Domino, or dominoes, are a popular toy that many children enjoy stacking on end in long lines and then knocking them over. This is a great way to practice motor skills while also learning how to follow a sequence of events. But did you know that these numbered pieces can actually be used to play a whole host of games? In this Wonder of the Day, we take a look at some of the most popular ways to use domino, and how it’s possible to line them up in complex shapes that are more than just a simple straight or curved line.
Western dominoes are typically made with rectangular tiles, each bearing a number of spots (or “pips”) along one edge. The pips are normally in the form of dots, but sometimes they can be blank or have other patterns. The pips on the side of a domino can be used to represent numbers, letters, or other symbols. They can also have different colors on each side, adding to the visual appeal of a set.
The first dominoes appeared in the mid-18th century. They were originally called bones, cards, or men, but the name Domino was later adopted to honor a French priest named Alexandre-François Lemaire de Saint-Omer (1750-1824). In this sense of the word, it may have referred to a cape worn by a priest over his surplice.
A typical domino set has 21 rectangular tiles, each with six pips on each end. Larger sets can be obtained by combining the dominoes with other rectangular pieces, such as the “double-nine” or the “double-12.” These larger sets can be used for even more complicated games than those with the standard 21-piece set.
In general, each domino has a small amount of inertia, meaning it will resist movement until something pushes against it. When the first domino is pushed, it causes the next piece to fall over, and then the rest of the row. This is why it’s important to place the first domino in a strategic location!

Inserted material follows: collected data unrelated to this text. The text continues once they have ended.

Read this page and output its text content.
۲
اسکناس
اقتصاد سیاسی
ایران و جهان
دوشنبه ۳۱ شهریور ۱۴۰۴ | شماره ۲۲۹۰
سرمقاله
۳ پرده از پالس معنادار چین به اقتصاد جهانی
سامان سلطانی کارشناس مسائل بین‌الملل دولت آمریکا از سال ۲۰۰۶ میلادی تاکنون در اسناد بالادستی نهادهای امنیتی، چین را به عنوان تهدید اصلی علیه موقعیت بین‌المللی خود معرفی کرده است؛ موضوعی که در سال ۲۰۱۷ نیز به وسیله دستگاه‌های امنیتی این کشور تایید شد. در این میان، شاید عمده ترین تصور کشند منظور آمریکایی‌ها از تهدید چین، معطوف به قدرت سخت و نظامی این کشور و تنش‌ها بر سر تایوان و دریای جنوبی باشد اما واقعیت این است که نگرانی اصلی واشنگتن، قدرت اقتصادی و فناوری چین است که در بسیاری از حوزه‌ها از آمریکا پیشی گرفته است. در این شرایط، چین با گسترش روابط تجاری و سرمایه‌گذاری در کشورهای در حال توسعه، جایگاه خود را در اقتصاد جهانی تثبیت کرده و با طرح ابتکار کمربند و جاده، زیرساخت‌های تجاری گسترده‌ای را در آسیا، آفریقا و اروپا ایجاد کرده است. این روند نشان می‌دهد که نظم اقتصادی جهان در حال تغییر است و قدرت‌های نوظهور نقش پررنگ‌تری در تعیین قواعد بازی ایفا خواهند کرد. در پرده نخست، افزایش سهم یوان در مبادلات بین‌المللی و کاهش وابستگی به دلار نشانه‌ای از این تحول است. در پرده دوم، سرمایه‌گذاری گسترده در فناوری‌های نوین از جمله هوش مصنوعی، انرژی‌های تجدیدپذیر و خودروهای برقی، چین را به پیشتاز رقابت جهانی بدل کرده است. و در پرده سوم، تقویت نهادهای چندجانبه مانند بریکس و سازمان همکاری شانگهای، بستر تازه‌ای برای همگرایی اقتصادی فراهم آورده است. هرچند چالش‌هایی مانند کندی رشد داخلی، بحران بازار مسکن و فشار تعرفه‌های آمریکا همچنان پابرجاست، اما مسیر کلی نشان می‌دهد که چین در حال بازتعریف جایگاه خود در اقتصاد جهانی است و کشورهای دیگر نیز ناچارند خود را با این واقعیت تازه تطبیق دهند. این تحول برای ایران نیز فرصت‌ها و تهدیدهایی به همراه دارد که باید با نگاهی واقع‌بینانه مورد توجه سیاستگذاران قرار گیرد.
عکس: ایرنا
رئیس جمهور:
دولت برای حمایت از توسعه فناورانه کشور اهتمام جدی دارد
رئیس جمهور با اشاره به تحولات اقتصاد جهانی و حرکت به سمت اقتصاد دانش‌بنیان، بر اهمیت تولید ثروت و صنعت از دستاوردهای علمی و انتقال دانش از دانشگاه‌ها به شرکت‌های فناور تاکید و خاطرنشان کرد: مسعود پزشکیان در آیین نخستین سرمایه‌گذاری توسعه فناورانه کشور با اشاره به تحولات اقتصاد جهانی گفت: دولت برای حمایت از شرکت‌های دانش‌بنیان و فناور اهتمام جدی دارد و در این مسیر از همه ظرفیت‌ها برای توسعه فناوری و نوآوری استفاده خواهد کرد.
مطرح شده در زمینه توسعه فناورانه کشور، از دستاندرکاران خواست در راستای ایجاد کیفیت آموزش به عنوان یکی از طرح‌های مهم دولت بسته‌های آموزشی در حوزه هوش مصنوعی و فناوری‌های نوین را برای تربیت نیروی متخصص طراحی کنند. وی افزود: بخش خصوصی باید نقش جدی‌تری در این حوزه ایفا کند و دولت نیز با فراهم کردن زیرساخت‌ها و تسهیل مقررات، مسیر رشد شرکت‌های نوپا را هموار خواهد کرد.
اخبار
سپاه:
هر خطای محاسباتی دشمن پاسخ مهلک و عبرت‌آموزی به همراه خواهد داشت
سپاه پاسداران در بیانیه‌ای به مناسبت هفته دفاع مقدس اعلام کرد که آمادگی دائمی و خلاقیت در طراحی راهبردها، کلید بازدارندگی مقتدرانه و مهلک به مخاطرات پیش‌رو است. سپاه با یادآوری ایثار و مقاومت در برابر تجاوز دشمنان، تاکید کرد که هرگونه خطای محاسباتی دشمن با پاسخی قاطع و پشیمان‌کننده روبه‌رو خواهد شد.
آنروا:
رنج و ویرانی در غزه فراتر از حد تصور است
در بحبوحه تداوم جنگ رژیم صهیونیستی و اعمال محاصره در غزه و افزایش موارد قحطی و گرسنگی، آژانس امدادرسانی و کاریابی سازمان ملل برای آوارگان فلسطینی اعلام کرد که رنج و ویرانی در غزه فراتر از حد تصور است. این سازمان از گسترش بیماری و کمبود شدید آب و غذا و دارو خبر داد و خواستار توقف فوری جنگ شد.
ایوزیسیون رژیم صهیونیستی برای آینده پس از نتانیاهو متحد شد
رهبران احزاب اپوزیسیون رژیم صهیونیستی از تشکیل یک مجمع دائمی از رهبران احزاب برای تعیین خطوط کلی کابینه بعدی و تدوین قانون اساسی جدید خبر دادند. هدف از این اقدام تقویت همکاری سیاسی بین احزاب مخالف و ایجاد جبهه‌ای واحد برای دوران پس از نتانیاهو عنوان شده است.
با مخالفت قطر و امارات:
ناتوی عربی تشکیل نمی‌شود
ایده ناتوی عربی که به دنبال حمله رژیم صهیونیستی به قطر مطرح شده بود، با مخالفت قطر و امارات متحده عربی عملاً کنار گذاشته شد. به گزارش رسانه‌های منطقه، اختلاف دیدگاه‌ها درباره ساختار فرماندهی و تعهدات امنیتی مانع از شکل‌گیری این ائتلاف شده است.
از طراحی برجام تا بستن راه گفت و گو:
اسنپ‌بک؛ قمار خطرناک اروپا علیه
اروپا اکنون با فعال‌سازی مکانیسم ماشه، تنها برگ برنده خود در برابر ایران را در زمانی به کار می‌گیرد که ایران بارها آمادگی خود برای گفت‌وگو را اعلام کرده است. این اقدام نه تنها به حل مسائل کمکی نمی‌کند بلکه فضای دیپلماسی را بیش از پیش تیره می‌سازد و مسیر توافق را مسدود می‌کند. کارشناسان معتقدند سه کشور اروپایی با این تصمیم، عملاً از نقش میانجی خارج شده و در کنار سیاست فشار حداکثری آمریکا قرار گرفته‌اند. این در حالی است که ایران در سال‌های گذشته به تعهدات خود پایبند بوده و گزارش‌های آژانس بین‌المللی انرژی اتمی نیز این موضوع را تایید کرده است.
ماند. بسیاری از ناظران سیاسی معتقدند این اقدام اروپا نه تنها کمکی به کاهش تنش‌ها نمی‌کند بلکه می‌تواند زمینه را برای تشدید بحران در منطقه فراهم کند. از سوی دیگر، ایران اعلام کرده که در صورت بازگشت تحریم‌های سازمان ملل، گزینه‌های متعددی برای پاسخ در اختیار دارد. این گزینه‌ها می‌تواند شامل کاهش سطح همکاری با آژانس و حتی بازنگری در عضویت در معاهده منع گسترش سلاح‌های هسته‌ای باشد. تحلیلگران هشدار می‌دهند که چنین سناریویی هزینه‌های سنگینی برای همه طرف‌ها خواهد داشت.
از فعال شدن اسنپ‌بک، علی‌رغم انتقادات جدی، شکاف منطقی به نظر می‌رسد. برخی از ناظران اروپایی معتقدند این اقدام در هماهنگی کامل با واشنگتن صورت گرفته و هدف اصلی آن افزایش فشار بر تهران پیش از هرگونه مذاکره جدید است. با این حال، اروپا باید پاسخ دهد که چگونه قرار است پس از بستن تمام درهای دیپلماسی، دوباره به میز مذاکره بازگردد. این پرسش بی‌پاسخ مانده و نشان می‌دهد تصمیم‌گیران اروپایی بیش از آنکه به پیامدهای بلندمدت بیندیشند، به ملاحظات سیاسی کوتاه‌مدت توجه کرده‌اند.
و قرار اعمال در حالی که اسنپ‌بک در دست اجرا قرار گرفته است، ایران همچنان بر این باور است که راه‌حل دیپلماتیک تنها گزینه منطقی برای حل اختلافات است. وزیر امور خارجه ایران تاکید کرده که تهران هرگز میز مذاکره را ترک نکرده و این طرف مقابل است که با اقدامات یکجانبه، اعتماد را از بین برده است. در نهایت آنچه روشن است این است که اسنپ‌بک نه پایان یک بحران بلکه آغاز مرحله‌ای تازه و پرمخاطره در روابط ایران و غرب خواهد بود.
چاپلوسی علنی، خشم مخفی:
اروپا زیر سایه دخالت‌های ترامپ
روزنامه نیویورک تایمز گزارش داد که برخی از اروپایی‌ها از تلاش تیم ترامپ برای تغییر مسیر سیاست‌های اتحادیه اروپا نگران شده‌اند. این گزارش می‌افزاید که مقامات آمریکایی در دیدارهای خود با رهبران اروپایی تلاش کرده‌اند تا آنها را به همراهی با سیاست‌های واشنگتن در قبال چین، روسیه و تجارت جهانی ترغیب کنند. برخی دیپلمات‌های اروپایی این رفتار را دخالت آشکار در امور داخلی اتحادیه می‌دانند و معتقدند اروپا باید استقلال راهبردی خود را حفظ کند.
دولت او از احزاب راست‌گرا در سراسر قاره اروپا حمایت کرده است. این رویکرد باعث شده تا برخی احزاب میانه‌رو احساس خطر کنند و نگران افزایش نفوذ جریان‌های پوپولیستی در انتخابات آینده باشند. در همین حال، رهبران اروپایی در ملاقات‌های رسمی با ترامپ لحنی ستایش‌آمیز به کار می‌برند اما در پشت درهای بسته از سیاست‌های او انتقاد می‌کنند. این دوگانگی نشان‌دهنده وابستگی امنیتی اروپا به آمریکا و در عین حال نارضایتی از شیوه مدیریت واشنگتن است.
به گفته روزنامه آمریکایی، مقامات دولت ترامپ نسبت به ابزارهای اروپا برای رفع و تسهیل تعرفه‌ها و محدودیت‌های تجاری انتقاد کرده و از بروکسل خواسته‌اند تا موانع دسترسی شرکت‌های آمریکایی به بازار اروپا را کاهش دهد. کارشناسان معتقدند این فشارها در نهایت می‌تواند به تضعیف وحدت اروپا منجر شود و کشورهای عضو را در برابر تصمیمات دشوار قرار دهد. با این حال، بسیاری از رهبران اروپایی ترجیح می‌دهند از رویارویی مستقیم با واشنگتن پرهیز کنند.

When it comes to our own lives, the concept of domino is a powerful one. Often, when you make a change to your routine or habits, this will trigger a chain reaction that can affect other areas of your life as well. For example, when Admiral William H. McRaven started making his bed each morning, he was able to maintain a better overall home environment because of the habit.
The same principle can be applied to the business world. For example, when Domino’s began to focus on speed of delivery, this led to the introduction of their 30-minute guarantee in 1984. Although this was an effective strategy to distinguish themselves from competitors, it eventually led to dangerous conditions for Domino’s drivers, including a number of accidents that resulted in injuries and even fatalities. This ultimately lead to Domino’s phasing out the guarantee in 1993. In the years since, Domino’s has worked to improve driver safety through training and technology.